Goal meeting time. 65 men and the seven women. Overall, anywhere from 70-100 hours of conversations. By far one of my favorite parts of the job. Nothing stokes my fire like the daily string of chats with passionate, hungry athletes.

It’s true. Everyone thinks I’m the one who motivates the team. That couldn’t be farther from the truth. They motivate me. They’re not here to help me achieve my goals. I’m here to help them achieve theirs. The more heart they pour into this team, the more they invest in each other – the hotter my fire burns.

It’s completely iterative. They want it, so I want it. I want it, so they want it. The relationship has to be codependent. Think about it. If this were a one-sided relationship, there is no way it would survive. I’m not physically or emotionally capable of motivating and driving a full team year round. I’d burn out in less than a season.

And no team can function if the athletes are constantly propping up their coach or the athletes are making all the decisions. It’s the athlete’s responsibility to be the emotion, the heart, and the fire. It’s my job as coach to balance that with logic, rationality, and planning. We’re two sides of the same coin.

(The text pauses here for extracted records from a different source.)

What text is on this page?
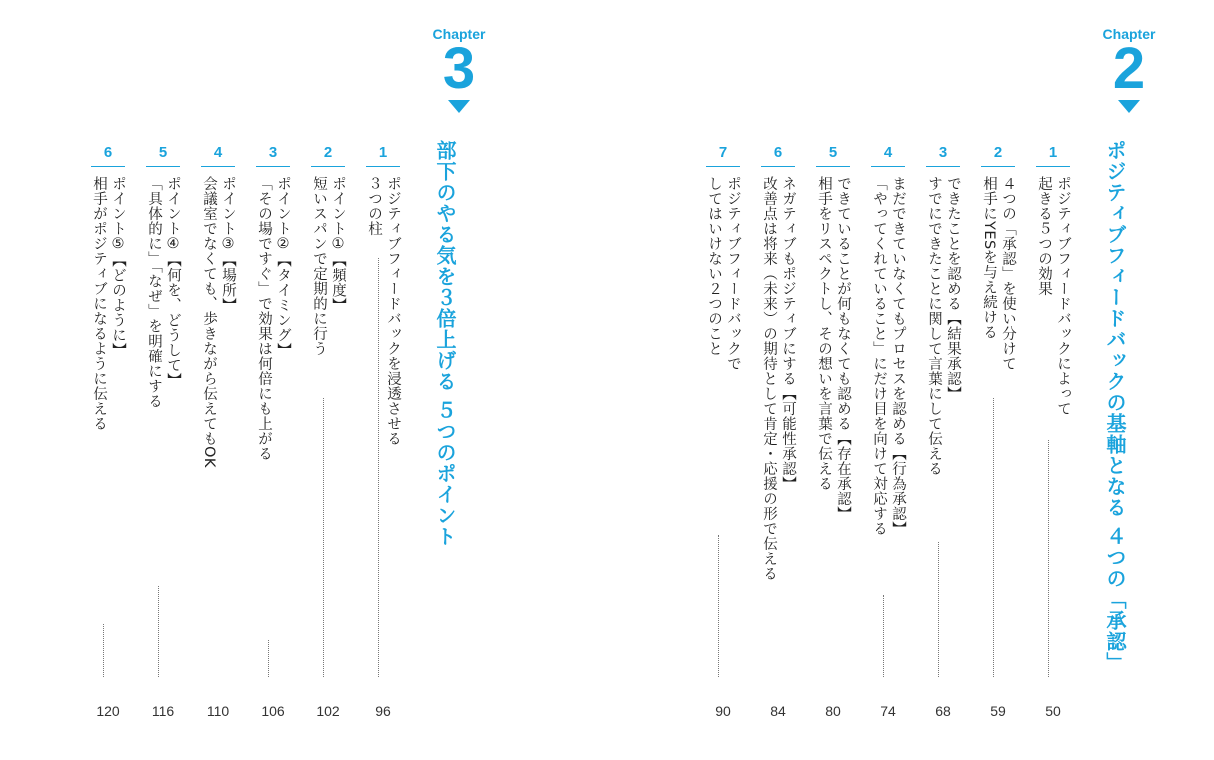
Chapter
3
部下のやる気を３倍上げる ５つのポイント
1
ポジティブフィードバックを浸透させる
３つの柱
96
2
ポイント①【頻度】
短いスパンで定期的に行う
102
3
ポイント②【タイミング】
「その場ですぐ」で効果は何倍にも上がる
106
4
ポイント③【場所】
会議室でなくても、歩きながら伝えてもOK
110
5
ポイント④【何を、どうして】
「具体的に」「なぜ」を明確にする
116
6
ポイント⑤【どのように】
相手がポジティブになるように伝える
120
Chapter
2
ポジティブフィードバックの基軸となる ４つの「承認」
1
ポジティブフィードバックによって
起きる５つの効果
50
2
４つの「承認」を使い分けて
相手にYESを与え続ける
59
3
できたことを認める【結果承認】
すでにできたことに関して言葉にして伝える
68
4
まだできていなくてもプロセスを認める【行為承認】
「やってくれていること」にだけ目を向けて対応する
74
5
できていることが何もなくても認める【存在承認】
相手をリスペクトし、その想いを言葉で伝える
80
6
ネガティブもポジティブにする【可能性承認】
改善点は将来（未来）の期待として肯定・応援の形で伝える
84
7
ポジティブフィードバックで
してはいけない２つのこと
90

I’m sure that my yoga-instructor wife will have so many better metaphors around balance, homeostasis, and peace, but this is the best I can do right now.

Mealtime Banter

I miss the conversations. As I think back, that’s probably the only thing that I truly miss about college. Please don’t misconstrue that to mean that I didn’t have an amazing four years of college. I did. But, in most cases, I’ve been able to improve on any college experience post-collegiately.

Conversations, however, are harder to come by. They’re everywhere in college. Meals, classes, workouts, dorms, and anytime you’re walking between. You’re surrounded by people in the same phase of life as you with so much time to sit and talk. In fact, that’s your purpose most of the time. To just sit and talk.

Nowadays, my wife and I have to find an evening that is also free for some of our friends, invite them over, corral the kids, cook, and then hope that the kids permit us to have 10-15min of conversation time at some point throughout the evening. It probably happens once or twice a month if we’re focused on it and lucky.

In college, all you have to do is walk to you neighbors door and say, “Hey, you wanna grab dinner?” Done and done.

I don’t really have a solution for this. And I’m honestly not complaining. My current situation makes me value the real conversations that I get to have all the more. I just wish I really knew what I had when I was in college. I would have enjoyed the moment a little more.

When I’m eating in the dining hall these days, I look around at everyone immersed in conversations on everything from Machiavelli to fantasy football. Being surround by people who push you and challenge your way of seeing the world is something I miss.

Granted, maybe I have it more than I think. It just isn’t so overt as deep philosophical conversations. Echo and T-Bone definitely challenge my way of seeing the world. They’re stripped-down view of the world with happiness as a #1 priority helps keep me in perspective. And I’m sure I constantly push their views of the world too.

Seems odd that I replaced a campus full of people my own age with a 2 and 5-year-old. Yet the effect is similar.